All still work, but frankly the G3 ‘books are way off the back — still suitable for checking mail, writing screeds and light photo/cartoon editing, but the equivalent of Nash Metropolitans when navigating the modern Infobahn. The G4 is better, but it’s 7 years old — no biggie for a car (my Forester is also a 2005 model), but senior-citizen country for a computer.

And the MacBook? It’s only a year younger and has already disappointed me once, FUBARing a hard drive after less than three years of light use. I’ve never trusted it since — and never really had to, since the lion’s share of my work for the past few years involved helping edit the VeloNews.com website, which is tough to do on any laptop, unless you have a giant external monitor attached.

I used a 2009 21.5-inch 3.06 GHz Intel Core 2 Duo iMac with a second monitor, a 22-inch ViewSonic. Charles Pelkey used a PC with three monitors. His office looks like the bridge of the USS Enterprise.

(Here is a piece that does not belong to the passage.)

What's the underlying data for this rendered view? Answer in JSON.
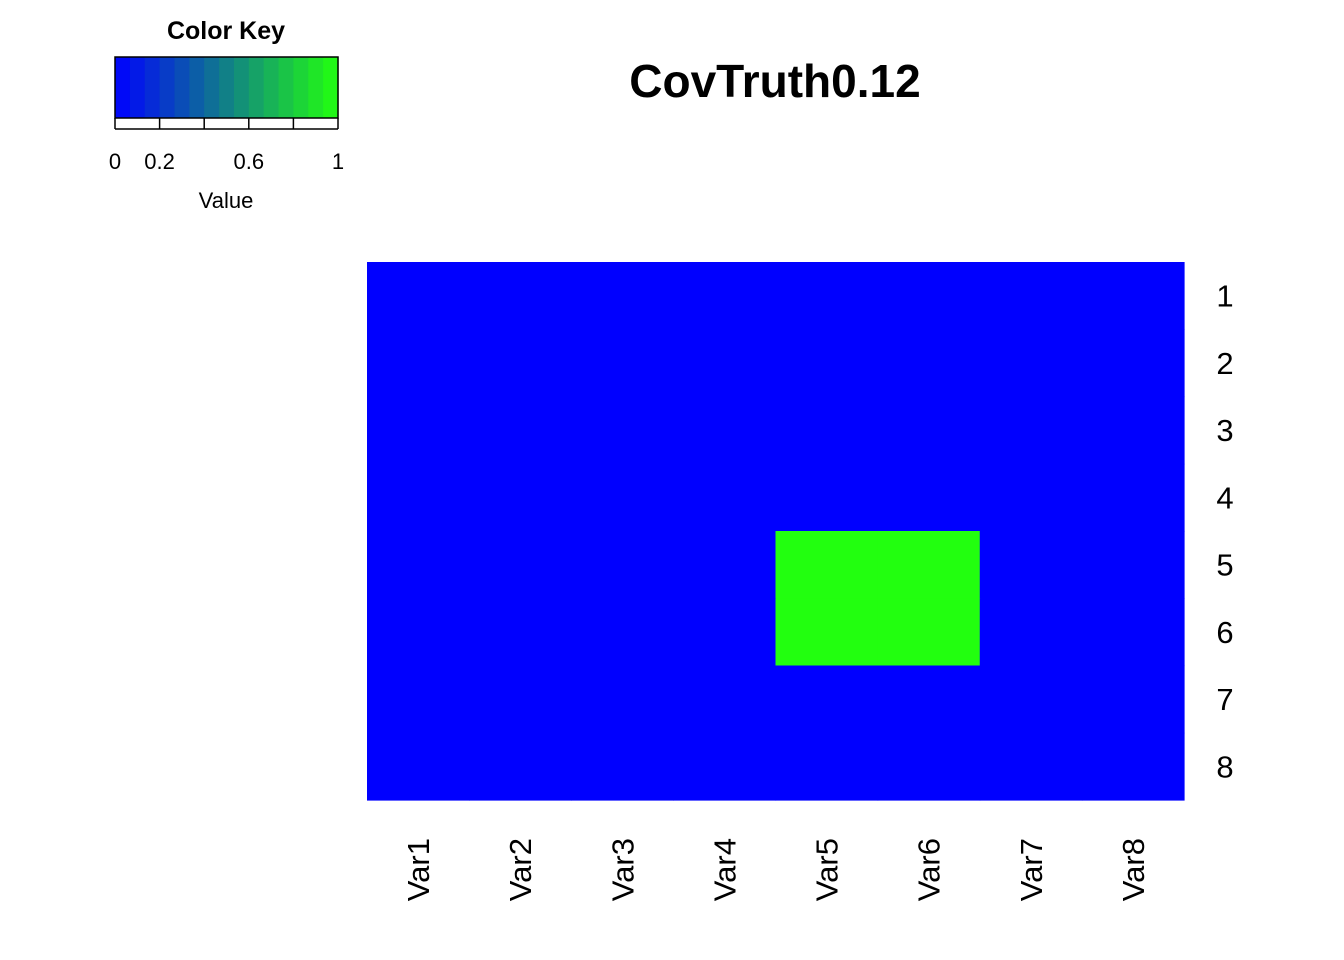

Having abandoned professional web editing, I no longer require that kind of visual real estate. But I’ve gotten used to the speed of the newer computer, and it’s hard to go back in time when I hit the road, something I’d like to do more of in 2012 if only to rub up against some fresh ideas for irritating people.

Let’s see here — a guy can pick up a refurbished 2011 1.7 GHz dual-core Intel Core i5 MacBook Air for just over a G at the Apple Store. I wonder how much plasma I’d have to sell.

I need to lose a little weight anyway.